Cassian raised his bolt pistol in an instant, but she was faster. A flash of silver, and a wickedly curved blade was pointed at his throat, the edge gleaming faintly in the dim light. Her eyes met his — cold, ancient, filled with a disdain that burned colder than any blade.
"Well, well," she murmured, voice soft and lilting, each word laced with venom. "A Mon-kleigh. Crawling through the dirt. How quaint."
Cassian didn't move. Didn't blink. "Lower the blade."
She tilted her head, considering him. "I think not." Her eyes flicked over his armor, lingering on the machine spirit's faint hum. "Clumsy. Loud.

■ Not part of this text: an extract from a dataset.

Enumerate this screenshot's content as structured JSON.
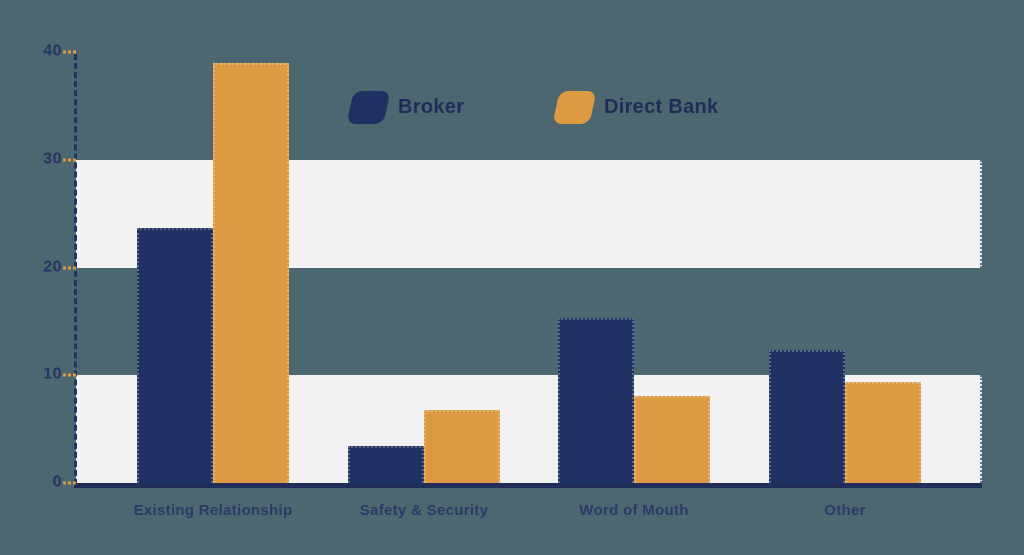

Typical of your kind."
Cassian's finger tensed on the trigger. "Say that again."
She smiled, slow and cruel. "Mon-kleigh."
They stood there, locked in silence, the air thick with tension. Cassian's heart pounded, his mind racing. He couldn't fight her — not without drawing attention. But she hadn't struck him down either.
"Why are you here?" he asked, voice low.
Her eyes narrowed. "Surviving. As you are." She glanced past him, scanning the shadows. "The streets are not kind to those who linger."
Cassian lowered his pistol slightly, though he didn't relax. "You've been here a while."
"Longer than you." Her tone was clipped, as if the words themselves irritated her. "I've seen what this place does to those who stay too long." Her gaze flicked back to him, sharp and searching. "And you? What madness brought you here?"
Cassian hesitated. He wasn't about to pour his heart out to a xenos. "Wrong place. Wrong time."
Her lips curled in a mocking smile. "How very… human."
They stood in silence, the weight of the city pressing down on them. Cassian's mind raced. She was dangerous. He knew that. The Eldari were killers, arrogant and cunning. But she was alive. And in this place, that meant something.
Finally, she lowered her blade, though her eyes never left his. "If you wish to live, Mon-kleigh, I suggest you keep quiet. The shadows have ears."
Cassian exhaled slowly, lowering his pistol. "Fine. Lead the way."
She arched a delicate brow. "Lead? No. You'll keep up. Or you'll die."
With that, she turned, slipping back into the darkness without a sound. Cassian watched her for a moment, then followed, each step echoing softly in the silence.
The city loomed around them, the shadows shifting, watching. Somewhere in distance, the laughter began again. Soft and Insidious.